Now, the most important thing about applying these styles is realizing that they're not really being applied to your movie; they are only being applied to the media object on the slide before the movie starts. When the movie starts, it will always play in a rectangle. If you use one of the presets that keeps the rectangular shape in place, your movie will look like it has the preset applied. But if you choose one of the styles that has a tilt, shape, or complex set of effects applied, your movie clip will layer over these graphics and look terrible. Let's take a look at the good, the bad, and the ugly.
Click on the More button in the lower-right corner of the gallery so that you can see all of the options. Hold your cursor over all of the different styles and you'll see a live preview on your slide. They look great now because all we see is the effect applied to the video outline. Let's start with one that won't work at all. Try the Bevel Perspective. Now, when I play my presentation, I can see the movie play in its rectangle over the starting frame. This looks terrible.
(Male speaker: --my anniversary tonight, and I forgot about it until about fifteen minutes ago--) Press Escape to leave the movie and then again to go back to normal view. This time let's go more subtle. Click on the gallery again and try the fourth option, the Drop Shadow Rectangle. This makes the video stand out from the slide because it has a shadow effect applied. When I play it, I still maintain my original shape, so the effect works nicely. (Male speaker: --awesome. It's actually my anniversary tonight.) I'll press Escape again and go back to normal view.
After you've set your effects, you do have the ability to adjust all of them further, on an individual basis. If you right-click on the video, choose Format Picture at the bottom of the Shortcut menu. A dialog box opens. I'll drag it off to the left. Here you can see the current settings for your video and tweak them as needed.

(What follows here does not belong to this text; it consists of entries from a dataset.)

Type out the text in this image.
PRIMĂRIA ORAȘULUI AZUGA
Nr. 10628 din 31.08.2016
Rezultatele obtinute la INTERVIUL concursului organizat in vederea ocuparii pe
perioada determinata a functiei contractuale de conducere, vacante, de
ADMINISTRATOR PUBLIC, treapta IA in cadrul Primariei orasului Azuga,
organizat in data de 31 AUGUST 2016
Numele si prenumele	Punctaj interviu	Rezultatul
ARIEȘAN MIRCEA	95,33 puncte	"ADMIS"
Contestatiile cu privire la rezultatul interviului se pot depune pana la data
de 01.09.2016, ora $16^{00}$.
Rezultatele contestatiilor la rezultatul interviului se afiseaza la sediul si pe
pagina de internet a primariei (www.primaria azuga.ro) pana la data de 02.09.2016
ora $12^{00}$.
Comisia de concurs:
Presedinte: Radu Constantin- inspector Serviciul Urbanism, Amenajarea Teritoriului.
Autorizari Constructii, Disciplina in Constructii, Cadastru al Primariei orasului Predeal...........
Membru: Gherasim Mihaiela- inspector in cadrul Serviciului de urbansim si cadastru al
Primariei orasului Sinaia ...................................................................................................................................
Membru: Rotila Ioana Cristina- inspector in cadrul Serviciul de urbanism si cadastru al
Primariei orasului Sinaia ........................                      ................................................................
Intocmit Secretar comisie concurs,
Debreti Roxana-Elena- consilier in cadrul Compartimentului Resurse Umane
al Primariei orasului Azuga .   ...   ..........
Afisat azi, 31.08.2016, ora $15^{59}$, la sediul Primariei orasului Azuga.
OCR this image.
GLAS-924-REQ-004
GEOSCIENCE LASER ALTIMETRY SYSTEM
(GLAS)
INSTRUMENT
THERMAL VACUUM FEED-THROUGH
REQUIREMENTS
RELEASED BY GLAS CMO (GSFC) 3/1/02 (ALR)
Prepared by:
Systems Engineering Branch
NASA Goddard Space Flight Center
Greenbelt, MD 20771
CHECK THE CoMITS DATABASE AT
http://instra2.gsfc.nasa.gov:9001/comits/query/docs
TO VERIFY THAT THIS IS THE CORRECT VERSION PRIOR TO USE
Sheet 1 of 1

For example, I'll go to Shadow, and I'll increase the Size, decrease the Transparency, to make it a little bit darker, and increase the Angle one click, and the Distance as well, so that the video pops off of the slide a little bit more.
Again, many of the settings may make your movie look strange when it plays, so be sure to test carefully. We'll explore some of these settings in this dialog box in the next videos in this chapter. I'll click Close. Using the Picture Effects presets will allow you to create a style for your presentation. Just keep in mind that the effects are applied to the media object, not the video itself, so that when your movie plays, the two visual styles may overlap. Do be careful spending too much time playing around in order to get these right, though.
You can lose hours trying to get the perfect look just for a few fleeting seconds of video. Use your time wisely.